4) Check the “classes” of coverage or policy “options.” You may think you are reading only one policy, but that policy might really be two or three policies thanks to different terms that apply to different classes of employees.

5) Look for the monthly benefit definition. It may not always be a straightforward percentage of predisability earnings. Some policies have a defined benefit, or have additional optional coverage that a person may have signed up for.

6) Look for any “maximum” or “minimum” benefit. This information can make or break a case. For example, a seemingly worthless case could be a moderately valuable case if there is a minimum benefit and the person is very young and has a long period of time to accumulate benefits. At the other end, a very high earner’s benefits may be limited to less than the percentage found in the policy if the maximum benefit is set too low.

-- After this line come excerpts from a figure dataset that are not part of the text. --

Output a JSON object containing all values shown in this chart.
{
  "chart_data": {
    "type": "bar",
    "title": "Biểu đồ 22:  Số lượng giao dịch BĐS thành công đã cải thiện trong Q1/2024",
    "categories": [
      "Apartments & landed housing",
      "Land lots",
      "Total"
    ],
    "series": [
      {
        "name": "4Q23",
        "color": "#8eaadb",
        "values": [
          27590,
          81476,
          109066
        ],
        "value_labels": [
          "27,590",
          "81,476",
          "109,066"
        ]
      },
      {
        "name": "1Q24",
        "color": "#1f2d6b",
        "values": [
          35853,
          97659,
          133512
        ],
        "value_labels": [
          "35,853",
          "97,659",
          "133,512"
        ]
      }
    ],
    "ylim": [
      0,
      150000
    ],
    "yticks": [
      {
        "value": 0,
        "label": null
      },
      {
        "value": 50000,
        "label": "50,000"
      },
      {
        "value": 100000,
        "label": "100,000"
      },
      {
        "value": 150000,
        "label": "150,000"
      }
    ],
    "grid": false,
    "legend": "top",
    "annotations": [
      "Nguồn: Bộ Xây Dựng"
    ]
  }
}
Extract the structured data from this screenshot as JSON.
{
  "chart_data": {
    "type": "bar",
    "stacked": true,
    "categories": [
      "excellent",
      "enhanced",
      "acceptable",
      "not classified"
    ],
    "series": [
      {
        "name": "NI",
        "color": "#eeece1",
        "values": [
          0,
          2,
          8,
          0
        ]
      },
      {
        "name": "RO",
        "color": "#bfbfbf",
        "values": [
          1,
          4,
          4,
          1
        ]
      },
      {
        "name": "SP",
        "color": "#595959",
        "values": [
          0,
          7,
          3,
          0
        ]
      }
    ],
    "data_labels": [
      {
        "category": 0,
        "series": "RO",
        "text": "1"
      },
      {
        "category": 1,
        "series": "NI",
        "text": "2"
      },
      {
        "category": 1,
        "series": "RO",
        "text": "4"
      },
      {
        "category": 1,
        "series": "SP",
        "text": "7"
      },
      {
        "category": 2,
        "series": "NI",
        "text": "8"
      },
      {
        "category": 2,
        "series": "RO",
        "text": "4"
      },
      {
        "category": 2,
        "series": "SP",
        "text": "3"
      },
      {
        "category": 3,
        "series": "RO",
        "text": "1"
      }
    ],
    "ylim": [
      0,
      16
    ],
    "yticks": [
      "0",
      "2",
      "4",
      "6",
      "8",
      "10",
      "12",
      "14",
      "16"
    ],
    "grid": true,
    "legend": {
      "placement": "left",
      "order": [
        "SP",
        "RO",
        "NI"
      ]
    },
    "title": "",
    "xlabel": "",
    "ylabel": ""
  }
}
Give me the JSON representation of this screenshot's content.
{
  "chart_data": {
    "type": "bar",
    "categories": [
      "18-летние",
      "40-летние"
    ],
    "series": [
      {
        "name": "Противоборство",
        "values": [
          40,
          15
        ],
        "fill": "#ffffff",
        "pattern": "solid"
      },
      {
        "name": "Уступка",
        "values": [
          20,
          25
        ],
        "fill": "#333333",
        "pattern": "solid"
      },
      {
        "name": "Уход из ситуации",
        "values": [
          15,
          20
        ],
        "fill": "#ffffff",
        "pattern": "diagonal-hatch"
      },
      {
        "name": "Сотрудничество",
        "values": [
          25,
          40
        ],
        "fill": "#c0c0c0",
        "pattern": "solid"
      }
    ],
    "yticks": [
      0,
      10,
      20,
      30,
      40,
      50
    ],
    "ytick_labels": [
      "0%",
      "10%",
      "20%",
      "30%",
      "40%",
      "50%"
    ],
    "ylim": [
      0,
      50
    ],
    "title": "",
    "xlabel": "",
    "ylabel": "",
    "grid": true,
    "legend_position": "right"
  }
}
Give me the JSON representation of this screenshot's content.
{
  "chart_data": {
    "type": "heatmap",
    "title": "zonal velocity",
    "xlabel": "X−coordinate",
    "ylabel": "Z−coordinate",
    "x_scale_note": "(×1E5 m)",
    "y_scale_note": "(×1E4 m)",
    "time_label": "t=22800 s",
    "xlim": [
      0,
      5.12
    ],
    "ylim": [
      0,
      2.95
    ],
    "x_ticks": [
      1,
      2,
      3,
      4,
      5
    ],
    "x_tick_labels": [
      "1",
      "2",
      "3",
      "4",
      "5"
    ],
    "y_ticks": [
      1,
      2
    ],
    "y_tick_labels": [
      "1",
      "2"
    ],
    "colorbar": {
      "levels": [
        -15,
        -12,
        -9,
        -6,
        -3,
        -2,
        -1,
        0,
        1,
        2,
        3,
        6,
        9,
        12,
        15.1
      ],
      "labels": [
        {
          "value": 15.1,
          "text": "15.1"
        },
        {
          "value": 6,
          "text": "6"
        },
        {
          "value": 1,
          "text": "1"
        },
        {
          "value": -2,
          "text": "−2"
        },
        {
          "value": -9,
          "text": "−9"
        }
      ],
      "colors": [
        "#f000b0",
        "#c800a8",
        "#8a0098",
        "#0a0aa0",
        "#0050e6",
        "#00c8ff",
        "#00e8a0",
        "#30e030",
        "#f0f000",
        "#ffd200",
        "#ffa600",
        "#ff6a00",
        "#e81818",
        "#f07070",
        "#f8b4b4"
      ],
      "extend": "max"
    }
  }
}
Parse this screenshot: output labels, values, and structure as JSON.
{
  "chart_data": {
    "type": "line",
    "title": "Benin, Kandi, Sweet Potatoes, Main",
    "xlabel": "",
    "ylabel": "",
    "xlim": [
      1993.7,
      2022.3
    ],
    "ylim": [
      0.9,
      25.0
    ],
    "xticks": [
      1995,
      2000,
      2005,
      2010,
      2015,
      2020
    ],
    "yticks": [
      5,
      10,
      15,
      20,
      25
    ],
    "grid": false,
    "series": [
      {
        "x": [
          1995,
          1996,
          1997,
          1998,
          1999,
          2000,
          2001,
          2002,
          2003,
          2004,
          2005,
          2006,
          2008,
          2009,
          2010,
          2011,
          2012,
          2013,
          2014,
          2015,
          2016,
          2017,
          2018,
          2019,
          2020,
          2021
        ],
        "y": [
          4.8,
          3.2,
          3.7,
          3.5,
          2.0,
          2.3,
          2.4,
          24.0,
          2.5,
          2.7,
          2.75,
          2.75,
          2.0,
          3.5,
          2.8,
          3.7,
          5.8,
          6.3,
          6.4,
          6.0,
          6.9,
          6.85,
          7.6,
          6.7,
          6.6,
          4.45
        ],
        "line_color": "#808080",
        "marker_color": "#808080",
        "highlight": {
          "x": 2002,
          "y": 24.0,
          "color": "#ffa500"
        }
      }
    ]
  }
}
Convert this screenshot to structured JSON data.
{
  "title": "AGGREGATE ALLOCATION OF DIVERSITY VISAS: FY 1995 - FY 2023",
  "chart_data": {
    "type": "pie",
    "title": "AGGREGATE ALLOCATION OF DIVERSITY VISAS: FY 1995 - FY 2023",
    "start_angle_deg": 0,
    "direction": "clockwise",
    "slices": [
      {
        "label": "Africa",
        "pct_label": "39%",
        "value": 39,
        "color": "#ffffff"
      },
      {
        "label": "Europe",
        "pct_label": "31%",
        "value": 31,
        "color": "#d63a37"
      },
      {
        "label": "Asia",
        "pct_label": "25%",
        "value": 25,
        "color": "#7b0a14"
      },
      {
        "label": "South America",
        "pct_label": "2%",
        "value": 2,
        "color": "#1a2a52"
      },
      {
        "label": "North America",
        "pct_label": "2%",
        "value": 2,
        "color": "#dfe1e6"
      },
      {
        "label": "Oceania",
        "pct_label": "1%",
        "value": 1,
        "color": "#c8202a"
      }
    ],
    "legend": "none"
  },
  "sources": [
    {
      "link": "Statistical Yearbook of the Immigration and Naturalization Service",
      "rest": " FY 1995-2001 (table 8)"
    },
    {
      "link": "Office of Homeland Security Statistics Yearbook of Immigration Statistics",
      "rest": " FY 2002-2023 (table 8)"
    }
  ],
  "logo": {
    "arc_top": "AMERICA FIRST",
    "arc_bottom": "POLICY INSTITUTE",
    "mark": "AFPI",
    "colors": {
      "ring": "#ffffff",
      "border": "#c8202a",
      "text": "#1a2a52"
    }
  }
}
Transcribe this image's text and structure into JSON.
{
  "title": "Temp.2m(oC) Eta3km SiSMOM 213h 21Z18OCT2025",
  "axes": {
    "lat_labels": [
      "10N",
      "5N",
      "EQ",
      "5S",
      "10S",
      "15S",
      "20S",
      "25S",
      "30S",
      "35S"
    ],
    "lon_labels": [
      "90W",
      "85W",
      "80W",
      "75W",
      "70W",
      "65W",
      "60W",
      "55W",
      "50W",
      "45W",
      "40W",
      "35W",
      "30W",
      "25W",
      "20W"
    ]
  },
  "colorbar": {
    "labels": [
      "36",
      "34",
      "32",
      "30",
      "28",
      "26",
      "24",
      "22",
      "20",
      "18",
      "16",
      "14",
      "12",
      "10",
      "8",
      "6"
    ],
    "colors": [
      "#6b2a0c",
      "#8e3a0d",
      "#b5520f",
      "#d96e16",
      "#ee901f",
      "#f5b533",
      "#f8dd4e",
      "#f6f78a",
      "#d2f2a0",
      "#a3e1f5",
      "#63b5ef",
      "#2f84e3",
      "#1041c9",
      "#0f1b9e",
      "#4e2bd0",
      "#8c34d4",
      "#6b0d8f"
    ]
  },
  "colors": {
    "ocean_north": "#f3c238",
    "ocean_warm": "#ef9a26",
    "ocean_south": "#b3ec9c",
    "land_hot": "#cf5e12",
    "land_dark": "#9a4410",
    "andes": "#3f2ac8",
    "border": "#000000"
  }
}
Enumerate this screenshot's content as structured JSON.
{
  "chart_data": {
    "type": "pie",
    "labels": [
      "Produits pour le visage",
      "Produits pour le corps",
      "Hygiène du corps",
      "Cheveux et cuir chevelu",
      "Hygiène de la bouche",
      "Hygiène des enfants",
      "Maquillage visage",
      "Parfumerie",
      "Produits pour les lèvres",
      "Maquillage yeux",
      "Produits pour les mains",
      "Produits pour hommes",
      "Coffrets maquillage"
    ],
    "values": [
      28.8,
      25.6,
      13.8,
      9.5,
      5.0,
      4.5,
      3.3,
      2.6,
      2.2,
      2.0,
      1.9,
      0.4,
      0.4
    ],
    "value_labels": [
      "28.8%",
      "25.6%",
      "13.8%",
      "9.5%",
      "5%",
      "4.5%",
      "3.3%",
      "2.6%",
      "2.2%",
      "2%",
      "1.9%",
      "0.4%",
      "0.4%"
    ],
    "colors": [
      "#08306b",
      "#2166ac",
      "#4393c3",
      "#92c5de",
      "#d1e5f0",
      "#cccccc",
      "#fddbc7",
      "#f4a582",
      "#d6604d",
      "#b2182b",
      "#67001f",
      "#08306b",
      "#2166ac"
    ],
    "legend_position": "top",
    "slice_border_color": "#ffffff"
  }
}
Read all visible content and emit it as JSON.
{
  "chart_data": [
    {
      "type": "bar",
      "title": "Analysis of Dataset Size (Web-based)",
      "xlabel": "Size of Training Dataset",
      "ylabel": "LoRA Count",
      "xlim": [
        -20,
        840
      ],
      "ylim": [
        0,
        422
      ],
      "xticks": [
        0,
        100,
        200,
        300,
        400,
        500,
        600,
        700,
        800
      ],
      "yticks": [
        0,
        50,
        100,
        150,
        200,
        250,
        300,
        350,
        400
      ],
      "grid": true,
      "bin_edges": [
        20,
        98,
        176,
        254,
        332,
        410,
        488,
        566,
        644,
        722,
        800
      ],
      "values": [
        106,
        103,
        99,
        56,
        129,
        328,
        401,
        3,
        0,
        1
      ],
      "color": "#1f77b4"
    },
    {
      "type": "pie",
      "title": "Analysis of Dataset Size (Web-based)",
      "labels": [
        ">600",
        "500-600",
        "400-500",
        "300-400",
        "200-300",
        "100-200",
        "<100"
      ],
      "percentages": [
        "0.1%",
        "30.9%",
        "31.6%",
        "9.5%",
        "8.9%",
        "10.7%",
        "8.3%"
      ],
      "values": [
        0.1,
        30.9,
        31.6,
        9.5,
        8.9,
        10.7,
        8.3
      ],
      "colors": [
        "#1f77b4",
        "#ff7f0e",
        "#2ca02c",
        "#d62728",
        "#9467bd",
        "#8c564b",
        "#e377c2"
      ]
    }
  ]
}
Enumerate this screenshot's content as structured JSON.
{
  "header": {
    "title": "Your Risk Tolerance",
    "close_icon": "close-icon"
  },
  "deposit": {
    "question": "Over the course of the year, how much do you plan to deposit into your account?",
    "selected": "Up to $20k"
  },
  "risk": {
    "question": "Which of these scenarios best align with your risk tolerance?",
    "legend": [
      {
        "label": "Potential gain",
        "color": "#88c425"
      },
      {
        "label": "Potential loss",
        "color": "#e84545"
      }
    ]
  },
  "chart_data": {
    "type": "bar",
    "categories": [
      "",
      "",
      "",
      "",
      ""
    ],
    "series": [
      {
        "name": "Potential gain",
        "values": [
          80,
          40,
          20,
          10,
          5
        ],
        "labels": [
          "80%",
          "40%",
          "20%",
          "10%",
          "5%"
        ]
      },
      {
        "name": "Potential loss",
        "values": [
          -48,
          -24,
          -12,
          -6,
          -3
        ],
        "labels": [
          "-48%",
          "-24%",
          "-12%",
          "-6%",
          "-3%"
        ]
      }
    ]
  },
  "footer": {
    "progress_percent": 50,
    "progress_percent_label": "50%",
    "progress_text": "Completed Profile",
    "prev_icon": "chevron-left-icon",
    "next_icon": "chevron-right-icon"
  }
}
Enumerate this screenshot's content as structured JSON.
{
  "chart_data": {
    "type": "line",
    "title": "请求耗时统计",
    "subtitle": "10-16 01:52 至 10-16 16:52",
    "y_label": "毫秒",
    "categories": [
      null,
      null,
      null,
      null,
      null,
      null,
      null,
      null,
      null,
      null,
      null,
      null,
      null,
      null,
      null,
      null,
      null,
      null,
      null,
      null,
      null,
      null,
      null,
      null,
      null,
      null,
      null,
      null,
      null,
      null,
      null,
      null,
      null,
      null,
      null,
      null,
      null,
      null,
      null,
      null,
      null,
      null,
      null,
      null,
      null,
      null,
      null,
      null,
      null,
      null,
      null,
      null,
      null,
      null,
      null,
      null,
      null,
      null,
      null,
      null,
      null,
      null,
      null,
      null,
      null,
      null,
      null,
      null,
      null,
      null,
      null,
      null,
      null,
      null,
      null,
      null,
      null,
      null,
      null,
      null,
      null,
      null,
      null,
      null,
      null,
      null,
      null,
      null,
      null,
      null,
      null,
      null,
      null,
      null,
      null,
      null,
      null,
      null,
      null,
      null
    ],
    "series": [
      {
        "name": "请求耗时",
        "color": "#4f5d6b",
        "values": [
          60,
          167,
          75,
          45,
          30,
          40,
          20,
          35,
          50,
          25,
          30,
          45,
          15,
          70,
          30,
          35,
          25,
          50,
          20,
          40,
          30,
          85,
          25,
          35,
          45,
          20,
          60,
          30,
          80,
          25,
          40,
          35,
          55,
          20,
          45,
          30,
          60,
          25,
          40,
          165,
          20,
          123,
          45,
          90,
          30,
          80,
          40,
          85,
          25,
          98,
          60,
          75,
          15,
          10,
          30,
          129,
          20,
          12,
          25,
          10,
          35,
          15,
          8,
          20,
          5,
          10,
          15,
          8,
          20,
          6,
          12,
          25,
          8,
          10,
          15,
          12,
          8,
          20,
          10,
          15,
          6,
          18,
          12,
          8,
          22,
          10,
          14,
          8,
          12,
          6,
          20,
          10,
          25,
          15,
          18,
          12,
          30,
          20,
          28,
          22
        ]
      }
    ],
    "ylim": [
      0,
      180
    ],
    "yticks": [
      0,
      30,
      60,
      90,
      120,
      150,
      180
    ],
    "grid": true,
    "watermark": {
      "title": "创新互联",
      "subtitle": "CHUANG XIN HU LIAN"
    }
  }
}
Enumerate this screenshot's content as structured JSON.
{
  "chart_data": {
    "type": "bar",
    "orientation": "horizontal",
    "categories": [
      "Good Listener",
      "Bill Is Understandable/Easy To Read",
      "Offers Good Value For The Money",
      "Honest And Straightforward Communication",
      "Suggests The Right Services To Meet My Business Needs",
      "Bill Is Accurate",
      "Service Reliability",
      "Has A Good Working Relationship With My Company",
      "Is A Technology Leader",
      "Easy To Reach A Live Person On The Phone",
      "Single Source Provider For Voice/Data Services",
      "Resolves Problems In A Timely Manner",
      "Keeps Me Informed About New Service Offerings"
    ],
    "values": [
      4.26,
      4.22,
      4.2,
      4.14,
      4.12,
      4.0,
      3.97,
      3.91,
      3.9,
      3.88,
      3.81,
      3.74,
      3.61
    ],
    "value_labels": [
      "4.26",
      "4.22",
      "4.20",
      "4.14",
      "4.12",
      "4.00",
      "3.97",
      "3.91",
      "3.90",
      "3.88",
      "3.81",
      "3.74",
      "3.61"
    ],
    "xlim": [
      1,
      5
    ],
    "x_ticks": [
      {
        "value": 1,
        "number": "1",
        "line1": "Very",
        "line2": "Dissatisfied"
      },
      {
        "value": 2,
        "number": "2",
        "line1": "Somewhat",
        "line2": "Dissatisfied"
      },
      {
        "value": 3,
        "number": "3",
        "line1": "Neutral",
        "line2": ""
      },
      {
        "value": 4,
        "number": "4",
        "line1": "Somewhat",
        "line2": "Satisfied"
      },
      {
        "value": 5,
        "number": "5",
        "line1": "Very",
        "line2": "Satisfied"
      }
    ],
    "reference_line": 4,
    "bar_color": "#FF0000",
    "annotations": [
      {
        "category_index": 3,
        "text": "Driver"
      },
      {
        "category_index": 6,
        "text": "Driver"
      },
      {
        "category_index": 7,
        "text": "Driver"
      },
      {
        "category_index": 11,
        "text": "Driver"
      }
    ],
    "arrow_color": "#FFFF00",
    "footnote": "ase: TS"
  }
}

7) Look for the maximum period of payment, a.k.a., how long your client is entitled to benefits. This is often until age 65, but more policies allow for benefits up to “normal retirement age” as defined by the Social Security Act. Also, many policies have special rules for people who become disabled after age 60 or within five years of the maximum benefit period.

8) Look for limitations on benefits for specific impairments. For example, many policies limit benefits to 24 months for mental, nervous, or “self-reported” conditions. You need to know if a provision like this applies to your client.

This list is not exhaustive; there is no substitute for time and attention. However, hopefully, these guidelines will help you effectively read ERISA LTD policies, to identify the portions that are relevant to each client’s case, and to understand those portions.